Jak podają brytyjskie media, Polakiem mocno zainteresował się West Ham United. Według źródła Londyńczycy mieli się już nawet dogadać z Fabiańskim odnośnie kontraktu, ale nie udało się osiągnąć porozumienia ze Swansea. BBC twierdzi, że Łabędzie zażyczyły sobie za Polaka o wiele więcej, niż zaoferowały Młoty. Nie jesteśmy jednak w stanie wyczytać nic o konkretnych kwotach. Możemy jedynie szacować, ile Swansea będzie chciało za Łukasza dostać. Transfermarkt wycenia go na około 5 milionów euro i sądzę, że podobną kwotę mogli zaoferować Londyńczycy.
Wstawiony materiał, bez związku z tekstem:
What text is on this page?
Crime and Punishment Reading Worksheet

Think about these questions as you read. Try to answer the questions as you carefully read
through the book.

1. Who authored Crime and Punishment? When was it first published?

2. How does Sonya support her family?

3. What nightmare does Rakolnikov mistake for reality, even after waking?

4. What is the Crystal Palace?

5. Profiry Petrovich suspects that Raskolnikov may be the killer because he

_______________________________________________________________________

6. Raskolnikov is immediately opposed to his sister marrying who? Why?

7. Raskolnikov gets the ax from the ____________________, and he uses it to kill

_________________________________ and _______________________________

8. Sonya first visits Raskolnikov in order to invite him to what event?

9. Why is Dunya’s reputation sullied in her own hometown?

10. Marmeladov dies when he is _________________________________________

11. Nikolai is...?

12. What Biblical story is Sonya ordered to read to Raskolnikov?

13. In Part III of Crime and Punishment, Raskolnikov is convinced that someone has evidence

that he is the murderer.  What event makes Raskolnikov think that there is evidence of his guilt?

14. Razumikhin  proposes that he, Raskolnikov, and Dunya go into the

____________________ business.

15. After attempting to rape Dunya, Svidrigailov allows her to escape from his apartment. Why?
Jeśli Łabędzie wystrzeliły z wyceną Polaka opiewająca na ponad 10 milionów funtów, to nie wydaje mi się, by jakiś zespół był skłonny tyle za niego zapłacić. Swansea będzie musiała zejść z ceny, jeśli uszanuje prośbę Łukasza.
A ciężko mi sobie wyobrazić, że nie będzie w stanie tego zrobić. Fabiański przez kilka sezonów szczelnie strzegł dostępu do swojej bramki. Jestem niemalże pewien, że gdyby nie on, Swansea już wcześniej pożegnałaby się z angielską ekstraklasą. Teraz powinna odwdzięczyć się Polakowi i spokojnie, oczywiście za racjonalną kwotę, pozwolić mu odejść. Zatrzymywanie go na siłę będzie po prostu zachowaniem wyjątkowo niedżentelmeńskim, a takich chcemy unikać, szczególnie na Wyspach.